On Thursday, Hortonworks announced that Apache Spark is “YARN Ready” and compatible with the multiple workloads and additional CPU processing-demands specific to Spark applications. As a result of the compatibility of Apache Spark with YARN, Hadoop users can now use one Hadoop cluster with a single repository of data for a variety of purposes rather than having to segment workloads such that some data is dedicated to Apache Spark. More specifically, Hadoop users can now rest assured that YARN-based applications work collaboratively with applications that leverage Spark’s capabilities to facilitate real-time analytics, interactive analytics, machine learning and stream processing. Hortonworks introduced Apache Spark to the Hortonworks Data Platform as a technology preview download in May but today announces the integration of Spark with YARN, its recent acquisition, XA Secure, for authentication and data security purposes, as well as Ambari toward the larger goal of delivering an integrated, turnkey, enterprise-grade Hadoop platform. Thursday’s announcement by Hortonworks responds to similar statements by competitors MapR regarding the integration of Spark into its Hadoop distribution, and Cloudera’s announcement of its enterprise-grade support for Apache Spark.
The following graphic illustrating the integration of Spark into YARN originated from the Hortonworks blog post Making Apache Spark YARN Ready.

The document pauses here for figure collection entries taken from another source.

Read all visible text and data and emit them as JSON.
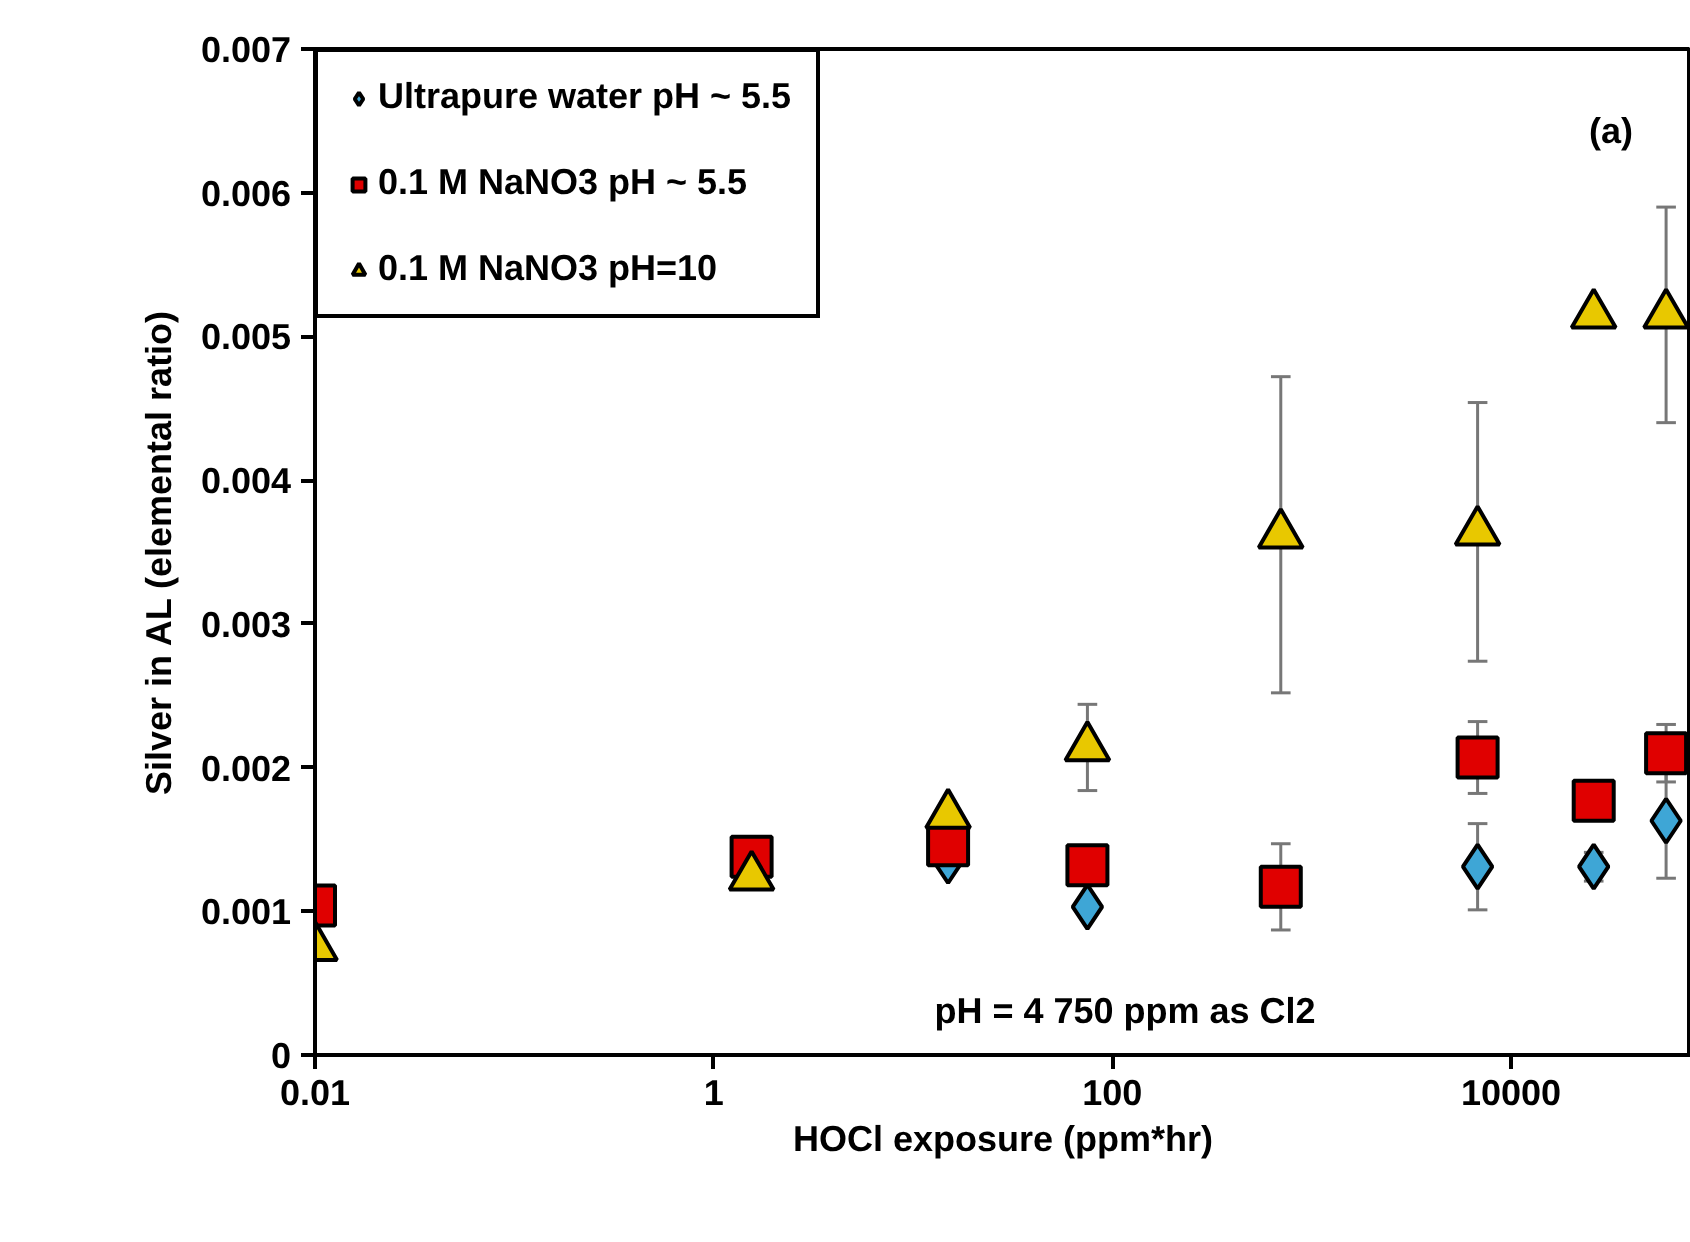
{
  "chart_data": {
    "type": "scatter",
    "xlabel": "HOCl exposure (ppm*hr)",
    "ylabel": "Silver in AL (elemental ratio)",
    "log": "x",
    "x": [
      0.01,
      1.55,
      15,
      75,
      700,
      6800,
      26000,
      60000
    ],
    "xlim": [
      0.01,
      80000
    ],
    "xticks": [
      0.01,
      1,
      100,
      10000
    ],
    "ylim": [
      0,
      0.007
    ],
    "yticks": [
      0,
      0.001,
      0.002,
      0.003,
      0.004,
      0.005,
      0.006,
      0.007
    ],
    "grid": false,
    "legend": "top left",
    "series": [
      {
        "name": "Ultrapure water pH ~ 5.5",
        "color": "#3ea6d6",
        "marker": "diamond",
        "values": [
          null,
          null,
          0.00135,
          0.00103,
          null,
          0.00131,
          0.00131,
          0.00163
        ],
        "errors": [
          null,
          null,
          null,
          null,
          null,
          0.0003,
          0.0001,
          0.0004
        ]
      },
      {
        "name": "0.1 M NaNO3 pH ~ 5.5",
        "color": "#e00000",
        "marker": "square",
        "values": [
          0.00104,
          0.00138,
          0.00146,
          0.00132,
          0.00117,
          0.00207,
          0.00177,
          0.0021
        ],
        "errors": [
          null,
          null,
          null,
          null,
          0.0003,
          0.00025,
          null,
          0.0002
        ]
      },
      {
        "name": "0.1 M NaNO3 pH=10",
        "color": "#e8c800",
        "marker": "triangle",
        "values": [
          0.00075,
          0.00124,
          0.00167,
          0.00214,
          0.00362,
          0.00364,
          0.00515,
          0.00515
        ],
        "errors": [
          null,
          null,
          null,
          0.0003,
          0.0011,
          0.0009,
          null,
          0.00075
        ]
      }
    ],
    "annotations": [
      "(a)",
      "pH = 4   750 ppm as Cl2"
    ]
  }
}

On Monday, Rackspace announced the availability of the Hortonworks Data Platform (HDP) powered by Apache Hadoop within both its managed hosting environment and public cloud infrastructure. Customers can additionally choose a hybrid approach to leveraging the Hortonworks distribution of Apache Hadoop on Rackspace’s offering by using the managed hosting offering for Hadoop hosted within a private cloud in conjunction with a Hadoop deployment on its public cloud platform. The news of the availability of HDP as part of Rackspace’s suite of offerings represents part of a broader move by the San Antonio-based company to offer databases and datastores over and beyond SQL and Oracle. Rackspace’s recent acquisition of ObjectRocket and Exceptional Cloud Services, for example, means that, in addition to Hadoop, it will be offering MongoDB as well as Redis To Go as a service in the near future as well. The integration of HDP within the Rackspace platform illustrates the phenomenon of convergence within the IT industry whereby cloud platforms are converging with Big Data platforms as both technologies become sufficiently maintstream such that customers feel comfortable experimenting with the conjunction of both cloud hosting environments and the likes of Hadoop and MongoDB. More specifically, cloud adoption appears to be accelerating Big Data adoption given that customers now have ample opportunities to experiment with cloud-based Hadoop environments without shouldering the burden of its deployment and maintenance.